In-situ construction of ultrathin MoP-MoS2 heterostructure on N, P and S co-doped hollow carbon spheres as nanoreactor for efficient hydrogen evolution

Abstract

Rational design hierarchical nano-heterojunction electrocatalysts with high activity and durability for hydrogen evolution reaction (HER) are attractive for sustainable energy conversion. Here, one-step and space-confine pyrolysis strategy is demonstrated to in-situ construct ultrathin MoP-MoS2 heterostructure on N, P and S co-doped hollow carbon spheres (MoP-MoS2/HCSs) that present remarkable HER performance. The intimate contact among MoP outer-layer, MoS2 intermediate layer and N, P and S co-doped HCSs inner-layer facilitates the formation of triple-shelled heterogeneous nanoreactor.
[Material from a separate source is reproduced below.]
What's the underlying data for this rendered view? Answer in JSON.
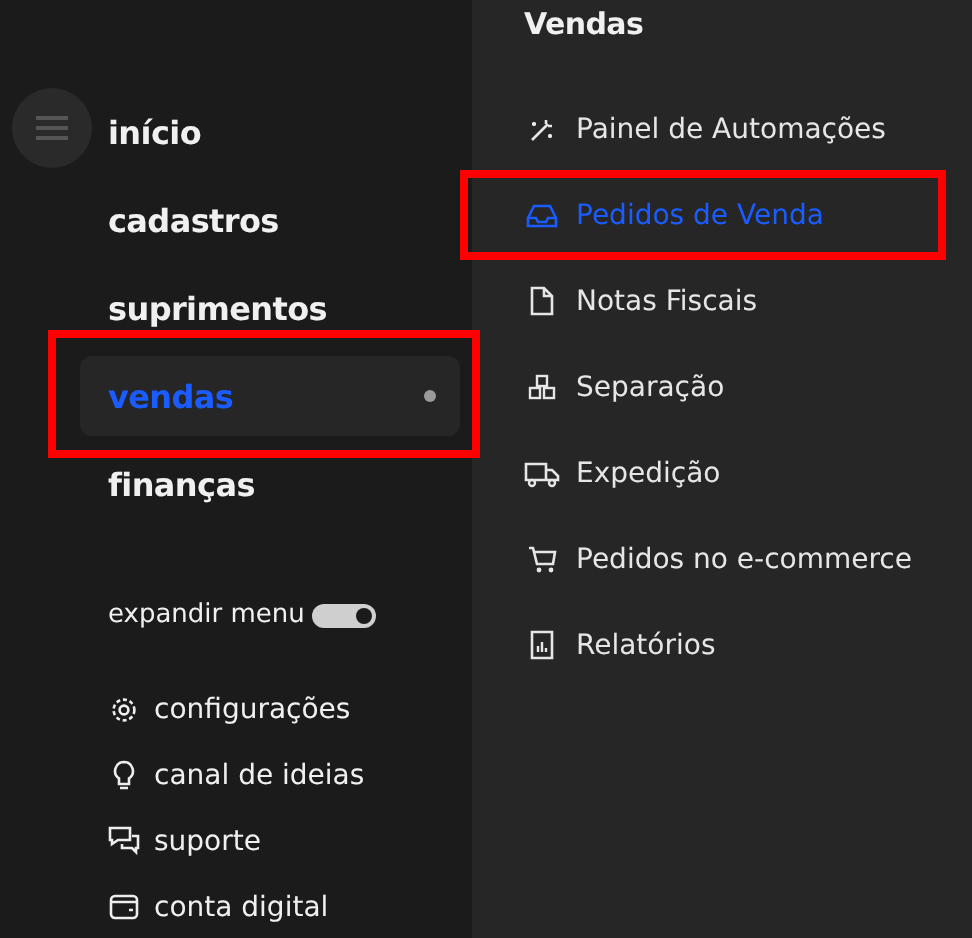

Benefiting from abundant active sites, high specific surface area, heteroatomic doping, intimate catalyst-substrate contact and ultrathin active heterostructure, the resulting MoP-MoS2/HCSs not only displays significant electrocatalytic activity with low overpotentials (71 mV and 125 mV in 1.0 M KOH and 0.5 M H2SO4, respectively) at current density of 10 mA cm−2, but exhibits outstanding stability toward HER process. This study offers a promising approach to design hierarchical nano-heterojunction with remarkable electrochemical properties for green energy development.